You've got a pretty good mix of people, it seems, to start off with the senior staff -- no perfect folks, but strengths and weaknesses. Juneau looks really interesting at the moment, but then again, 'problem children' usually are. I also like how you noted that the horrors of war no longer have the same impact on Sandhurst they once did.

Continually good work!

Reviewer: SLWatson Signed [Report This]
Date: 14 Feb 2009 09:24 Title: Chapter 3

Wow, talk about a setup for disaster. I don't even particularly want to consider what's gonna end up going down with the Gibraltar. Great intro to a big threat!

Reviewer: SLWatson Signed [Report This]
Date: 14 Feb 2009 09:24 Title: Chapter 2

“I’m going to need you to be a bit more vague.”

Fabulous line! It made me laugh out loud. The introduction of the Gibralter was, of course, one of those moments where I grinned. Except for the somewhat derisive tone some of her crew was taking towards her -- the TOS fan in me got all indignant at that.

Shaping up to be a great story!

Reviewer: SLWatson Signed [Report This]
Date: 14 Feb 2009 09:23 Title: Chapter 1

Since it wasn't fair what was done to Hope Station, here's the feedback I left originally on Embers:

The organic nature you take right off with Sandhurst is a great start. He immediately comes across as being an individual, and not just a cookie-cutter one-off character. Right down to his former packrat mentality, and reluctant acceptance of command. And the anxiety that goes with a command.

The destruction of the Sojourner, for the most part, is horrific. I could only imagine the shock and terror that crew felt right before the vast majority of them were killed. You did a great job writing it, if it made me cringe and shake my head in shock like that.

Finally... hm. Broad-shouldered, black haired, (mostly) brown eyed, genius engineer. ::grins:: Case precedent suggests Sandhurst will be an awesome, awesome character.

Author's Response:

Thank you!  I very much appreciate you taking the time to re-post your original feedback here.
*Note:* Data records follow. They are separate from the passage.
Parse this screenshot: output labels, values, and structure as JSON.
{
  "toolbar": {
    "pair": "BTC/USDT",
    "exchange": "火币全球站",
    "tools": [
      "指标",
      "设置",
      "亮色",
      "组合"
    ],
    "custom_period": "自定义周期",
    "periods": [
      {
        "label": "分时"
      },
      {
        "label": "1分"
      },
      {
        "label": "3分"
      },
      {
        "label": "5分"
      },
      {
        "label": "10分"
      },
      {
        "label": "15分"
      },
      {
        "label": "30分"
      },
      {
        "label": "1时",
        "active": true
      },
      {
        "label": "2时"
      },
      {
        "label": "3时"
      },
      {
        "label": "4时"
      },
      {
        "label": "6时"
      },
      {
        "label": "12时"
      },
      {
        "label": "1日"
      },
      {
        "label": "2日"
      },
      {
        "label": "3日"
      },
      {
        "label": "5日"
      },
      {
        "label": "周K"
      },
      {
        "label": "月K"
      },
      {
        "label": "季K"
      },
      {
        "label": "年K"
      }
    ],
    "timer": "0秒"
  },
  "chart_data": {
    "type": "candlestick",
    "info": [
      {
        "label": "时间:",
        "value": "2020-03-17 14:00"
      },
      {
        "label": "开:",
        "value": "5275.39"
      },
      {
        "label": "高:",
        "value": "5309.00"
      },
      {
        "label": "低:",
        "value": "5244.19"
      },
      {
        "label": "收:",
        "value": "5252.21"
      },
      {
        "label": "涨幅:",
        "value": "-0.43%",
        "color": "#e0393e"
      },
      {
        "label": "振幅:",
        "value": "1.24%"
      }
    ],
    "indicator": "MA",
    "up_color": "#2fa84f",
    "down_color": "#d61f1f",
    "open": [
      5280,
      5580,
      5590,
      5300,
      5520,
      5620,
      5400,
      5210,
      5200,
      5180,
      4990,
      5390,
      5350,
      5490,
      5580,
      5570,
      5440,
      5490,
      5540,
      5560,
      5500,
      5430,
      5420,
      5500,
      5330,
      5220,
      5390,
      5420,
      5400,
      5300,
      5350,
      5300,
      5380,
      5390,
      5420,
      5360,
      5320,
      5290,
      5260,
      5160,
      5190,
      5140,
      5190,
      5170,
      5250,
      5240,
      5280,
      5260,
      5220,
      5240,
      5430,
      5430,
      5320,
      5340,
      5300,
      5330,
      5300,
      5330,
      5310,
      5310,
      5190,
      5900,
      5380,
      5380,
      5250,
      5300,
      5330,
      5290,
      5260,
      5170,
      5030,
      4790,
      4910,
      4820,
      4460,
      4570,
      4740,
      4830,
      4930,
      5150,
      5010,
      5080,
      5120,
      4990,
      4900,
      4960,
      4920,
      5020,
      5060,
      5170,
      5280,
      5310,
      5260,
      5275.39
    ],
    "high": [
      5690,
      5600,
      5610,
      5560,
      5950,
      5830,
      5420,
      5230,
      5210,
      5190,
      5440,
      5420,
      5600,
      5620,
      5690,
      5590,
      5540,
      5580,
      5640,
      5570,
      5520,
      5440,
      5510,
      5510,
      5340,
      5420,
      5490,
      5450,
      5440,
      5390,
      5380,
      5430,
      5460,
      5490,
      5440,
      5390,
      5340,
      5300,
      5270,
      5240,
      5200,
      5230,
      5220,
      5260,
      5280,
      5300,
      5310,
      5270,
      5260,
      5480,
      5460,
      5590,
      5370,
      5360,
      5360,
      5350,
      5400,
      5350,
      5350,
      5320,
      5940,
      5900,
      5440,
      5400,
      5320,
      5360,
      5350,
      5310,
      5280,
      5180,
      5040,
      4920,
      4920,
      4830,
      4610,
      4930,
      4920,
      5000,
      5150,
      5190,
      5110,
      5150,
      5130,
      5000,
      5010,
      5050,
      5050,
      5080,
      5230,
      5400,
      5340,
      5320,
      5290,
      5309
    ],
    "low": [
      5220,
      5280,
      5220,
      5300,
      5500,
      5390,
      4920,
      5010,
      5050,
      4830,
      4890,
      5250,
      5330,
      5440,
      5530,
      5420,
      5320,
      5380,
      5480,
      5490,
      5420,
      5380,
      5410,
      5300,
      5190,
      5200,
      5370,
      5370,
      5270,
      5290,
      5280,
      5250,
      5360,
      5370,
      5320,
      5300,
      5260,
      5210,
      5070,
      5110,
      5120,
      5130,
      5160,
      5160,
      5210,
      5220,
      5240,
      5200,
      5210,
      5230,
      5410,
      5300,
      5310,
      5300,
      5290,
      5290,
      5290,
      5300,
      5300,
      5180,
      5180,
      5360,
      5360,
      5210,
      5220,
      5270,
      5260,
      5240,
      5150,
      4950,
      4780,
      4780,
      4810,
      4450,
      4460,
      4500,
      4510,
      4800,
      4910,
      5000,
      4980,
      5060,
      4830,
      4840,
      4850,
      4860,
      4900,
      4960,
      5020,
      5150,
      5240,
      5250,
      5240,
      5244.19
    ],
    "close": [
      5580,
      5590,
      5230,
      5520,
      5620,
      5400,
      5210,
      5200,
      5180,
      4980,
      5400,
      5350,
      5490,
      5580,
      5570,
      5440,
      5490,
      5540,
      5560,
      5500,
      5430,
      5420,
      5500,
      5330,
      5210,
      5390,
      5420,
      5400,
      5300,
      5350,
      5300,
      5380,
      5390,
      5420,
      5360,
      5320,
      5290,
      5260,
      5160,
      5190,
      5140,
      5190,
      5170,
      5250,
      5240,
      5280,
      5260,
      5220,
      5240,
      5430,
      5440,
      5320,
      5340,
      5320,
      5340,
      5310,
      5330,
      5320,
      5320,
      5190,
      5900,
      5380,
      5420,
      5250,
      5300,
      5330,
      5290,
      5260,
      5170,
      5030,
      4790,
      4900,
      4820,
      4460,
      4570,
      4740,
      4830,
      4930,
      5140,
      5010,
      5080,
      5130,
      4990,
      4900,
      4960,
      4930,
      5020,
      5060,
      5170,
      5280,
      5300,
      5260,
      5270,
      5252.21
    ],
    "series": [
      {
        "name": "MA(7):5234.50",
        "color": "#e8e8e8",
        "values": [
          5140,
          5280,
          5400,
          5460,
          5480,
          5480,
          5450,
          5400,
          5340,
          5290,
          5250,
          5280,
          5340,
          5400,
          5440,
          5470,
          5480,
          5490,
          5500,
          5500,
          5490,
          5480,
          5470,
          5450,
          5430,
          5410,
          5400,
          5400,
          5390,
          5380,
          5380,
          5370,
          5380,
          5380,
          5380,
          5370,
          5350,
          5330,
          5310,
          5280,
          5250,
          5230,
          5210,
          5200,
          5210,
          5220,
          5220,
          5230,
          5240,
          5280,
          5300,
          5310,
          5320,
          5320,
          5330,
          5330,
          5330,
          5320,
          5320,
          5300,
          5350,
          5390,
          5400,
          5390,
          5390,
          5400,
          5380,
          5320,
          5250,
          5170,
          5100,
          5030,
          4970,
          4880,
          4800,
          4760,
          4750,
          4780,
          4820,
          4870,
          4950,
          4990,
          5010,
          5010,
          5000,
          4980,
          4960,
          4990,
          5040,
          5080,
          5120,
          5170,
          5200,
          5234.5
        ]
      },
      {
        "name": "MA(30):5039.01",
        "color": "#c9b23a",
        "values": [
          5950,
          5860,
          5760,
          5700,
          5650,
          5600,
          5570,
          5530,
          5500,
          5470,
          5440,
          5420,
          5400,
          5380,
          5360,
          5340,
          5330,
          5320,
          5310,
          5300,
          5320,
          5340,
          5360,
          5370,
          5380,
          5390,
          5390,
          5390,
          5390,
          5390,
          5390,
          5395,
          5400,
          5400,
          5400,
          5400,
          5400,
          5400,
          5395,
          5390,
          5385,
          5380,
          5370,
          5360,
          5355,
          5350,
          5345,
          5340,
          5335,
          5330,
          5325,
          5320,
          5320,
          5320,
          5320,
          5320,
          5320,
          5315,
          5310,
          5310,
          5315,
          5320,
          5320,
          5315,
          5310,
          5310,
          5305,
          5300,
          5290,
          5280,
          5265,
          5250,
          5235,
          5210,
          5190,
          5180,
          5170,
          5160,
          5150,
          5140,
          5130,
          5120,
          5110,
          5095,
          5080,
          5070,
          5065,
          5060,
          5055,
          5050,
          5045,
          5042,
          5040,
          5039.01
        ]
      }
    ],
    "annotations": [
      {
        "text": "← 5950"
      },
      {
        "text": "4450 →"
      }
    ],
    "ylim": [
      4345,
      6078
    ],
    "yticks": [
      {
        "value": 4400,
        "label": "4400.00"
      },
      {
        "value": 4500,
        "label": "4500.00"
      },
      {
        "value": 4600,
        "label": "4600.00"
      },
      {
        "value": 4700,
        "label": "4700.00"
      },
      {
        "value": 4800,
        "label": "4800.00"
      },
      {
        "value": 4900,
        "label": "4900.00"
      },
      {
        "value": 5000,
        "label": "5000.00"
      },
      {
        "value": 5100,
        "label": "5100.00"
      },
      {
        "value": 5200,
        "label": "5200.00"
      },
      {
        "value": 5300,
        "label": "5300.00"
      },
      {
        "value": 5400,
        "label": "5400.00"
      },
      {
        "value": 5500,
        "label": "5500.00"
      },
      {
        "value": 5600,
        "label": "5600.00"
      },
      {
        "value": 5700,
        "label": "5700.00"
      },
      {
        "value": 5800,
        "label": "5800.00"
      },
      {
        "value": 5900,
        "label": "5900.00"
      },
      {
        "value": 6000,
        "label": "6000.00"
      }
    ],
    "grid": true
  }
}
Reviewer: Anna Amuse Signed [Report This]
Date: 03 Feb 2009 22:48 Title: Chapter 2

This is intriguing and exciting! Admittedly I have a soft spot for moments when a new team is formed. People roughing in, evaluating each other... And here you present such an unusual complement! An overweighed captain, who never wanted captaincy, an outdated vessel, a crew consisting of veterans and ensigns, and a lot of people who don't want to be there, plus an annoyed XO and Pava -- what a mix! Now send the Cardassians in and this simply gotta be good! :-D

Great job, and I adore the fluent flow of your prose.

Author's Response:

Thank you so much.  My goal was to present an atypical Starfleet crew, a more average group thrust into situations over their head.  I hope I've pulled it off.

Reviewer: Miranda Fave Signed Liked [Report This]
Date: 30 Jan 2009 22:07 Title: Chapter 2

Love the concept of the mothball vessel having to come out of retirement to help the Federation in its moment of need. But Sandhurst too is a character you're not too sure should be Captain - he's got engineering in his blood. Can he step up to the command chair?

A well written tale with fascinating characters and a dark tone. The Cardassian insurgents make for a chilling and frightening enemy.

Read it! You'll love it.

Author's Response:

Thank you for the kind words, Miranda Fave!  I'm pleased you enjoyed it.